New Framework Measures Quantum Computing Bottleneck in Practical Systems
Researchers have developed a method to assess how efficiently quantum computers can convert quantum states using limited operations—a critical constraint in real-world systems. The advance provides the first reliable way to predict when quantum processors will fail at key preparation tasks, helping companies and labs set realistic expectations for near-term quantum devices.

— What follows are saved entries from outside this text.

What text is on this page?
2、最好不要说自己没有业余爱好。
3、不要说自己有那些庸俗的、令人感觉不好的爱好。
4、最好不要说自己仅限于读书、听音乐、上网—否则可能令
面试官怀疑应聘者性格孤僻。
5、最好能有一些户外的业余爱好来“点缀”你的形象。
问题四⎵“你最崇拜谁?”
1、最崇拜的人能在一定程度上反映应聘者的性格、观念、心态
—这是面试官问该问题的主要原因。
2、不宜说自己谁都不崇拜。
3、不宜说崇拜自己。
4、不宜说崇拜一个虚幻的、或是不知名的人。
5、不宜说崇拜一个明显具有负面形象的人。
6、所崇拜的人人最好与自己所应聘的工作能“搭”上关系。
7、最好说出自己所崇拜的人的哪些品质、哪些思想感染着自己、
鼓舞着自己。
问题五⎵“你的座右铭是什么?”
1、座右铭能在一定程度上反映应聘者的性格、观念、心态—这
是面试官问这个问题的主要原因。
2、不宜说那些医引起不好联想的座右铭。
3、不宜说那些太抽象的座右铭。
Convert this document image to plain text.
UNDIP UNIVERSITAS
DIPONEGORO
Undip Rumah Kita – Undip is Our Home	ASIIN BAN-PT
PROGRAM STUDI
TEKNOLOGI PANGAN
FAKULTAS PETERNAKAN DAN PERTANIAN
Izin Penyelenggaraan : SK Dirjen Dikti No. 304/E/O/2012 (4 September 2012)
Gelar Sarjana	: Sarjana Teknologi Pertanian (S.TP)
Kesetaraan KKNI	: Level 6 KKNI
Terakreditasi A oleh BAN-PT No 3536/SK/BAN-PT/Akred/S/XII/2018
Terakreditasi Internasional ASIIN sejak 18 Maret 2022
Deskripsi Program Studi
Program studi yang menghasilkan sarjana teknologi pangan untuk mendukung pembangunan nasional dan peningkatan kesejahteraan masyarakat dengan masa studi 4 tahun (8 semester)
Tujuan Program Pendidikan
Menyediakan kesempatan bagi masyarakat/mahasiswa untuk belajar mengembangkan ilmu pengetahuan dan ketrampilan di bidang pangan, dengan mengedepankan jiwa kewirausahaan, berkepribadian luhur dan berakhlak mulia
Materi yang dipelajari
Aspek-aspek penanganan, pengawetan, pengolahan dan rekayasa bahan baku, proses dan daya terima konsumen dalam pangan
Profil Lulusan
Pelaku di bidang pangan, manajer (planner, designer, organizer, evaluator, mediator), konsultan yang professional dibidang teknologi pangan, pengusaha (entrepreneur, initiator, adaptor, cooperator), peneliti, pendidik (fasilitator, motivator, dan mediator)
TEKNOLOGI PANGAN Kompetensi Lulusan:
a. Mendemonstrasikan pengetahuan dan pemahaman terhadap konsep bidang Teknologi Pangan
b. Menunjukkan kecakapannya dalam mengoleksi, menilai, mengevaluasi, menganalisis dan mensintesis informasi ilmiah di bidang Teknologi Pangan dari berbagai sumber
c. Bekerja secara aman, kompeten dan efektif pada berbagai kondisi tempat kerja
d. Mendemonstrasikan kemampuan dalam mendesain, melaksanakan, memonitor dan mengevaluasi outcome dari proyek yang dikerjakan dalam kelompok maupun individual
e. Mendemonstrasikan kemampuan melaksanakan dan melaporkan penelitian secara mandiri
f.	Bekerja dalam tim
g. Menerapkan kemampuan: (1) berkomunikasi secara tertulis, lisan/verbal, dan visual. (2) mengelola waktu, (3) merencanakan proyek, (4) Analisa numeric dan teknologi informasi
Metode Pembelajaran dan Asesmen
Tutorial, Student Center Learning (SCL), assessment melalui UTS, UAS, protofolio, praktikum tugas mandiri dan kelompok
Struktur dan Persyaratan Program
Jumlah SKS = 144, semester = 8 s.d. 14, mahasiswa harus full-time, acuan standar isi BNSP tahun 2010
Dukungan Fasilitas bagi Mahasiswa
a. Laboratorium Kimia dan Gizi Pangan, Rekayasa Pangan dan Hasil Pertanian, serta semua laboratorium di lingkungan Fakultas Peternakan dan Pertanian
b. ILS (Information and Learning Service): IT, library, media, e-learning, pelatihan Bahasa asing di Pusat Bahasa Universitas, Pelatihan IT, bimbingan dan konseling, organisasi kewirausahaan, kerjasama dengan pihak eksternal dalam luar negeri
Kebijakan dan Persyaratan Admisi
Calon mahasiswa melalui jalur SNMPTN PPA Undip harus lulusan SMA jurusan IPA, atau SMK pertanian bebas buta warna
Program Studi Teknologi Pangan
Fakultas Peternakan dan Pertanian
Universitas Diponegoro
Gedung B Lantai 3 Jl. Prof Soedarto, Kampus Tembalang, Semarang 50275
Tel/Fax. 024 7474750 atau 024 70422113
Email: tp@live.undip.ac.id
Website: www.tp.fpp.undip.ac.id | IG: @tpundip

Originaltitel: Assessing non-Gaussian quantum state conversion with the stellar rank
State conversion is a fundamental task in quantum information processing. Quantum resource theories allow for analyzing and bounding conversions that use restricted sets of operations. In the context of continuous-variable systems, state conversions restricted to Gaussian operations are crucial for both fundamental and practical reasons, particularly in state preparation and quantum computing with bosonic codes. However, previous analysis did not consider the relevant case of approximate state conversion. In this work, we introduce a framework for assessing approximate Gaussian state conversion by extending the stellar rank to the approximate stellar rank, which serves as an operational measure of non-Gaussianity. We derive bounds for Gaussian state conversion and distillation under approximate and probabilistic conditions, yielding new no-go results for non-Gaussian state preparation and enabling a reliable assessment of the performance of Gaussian conversion protocols. We also provide an open-source Python library to compute stellar-rank-related quantities and to assess Gaussian conversion.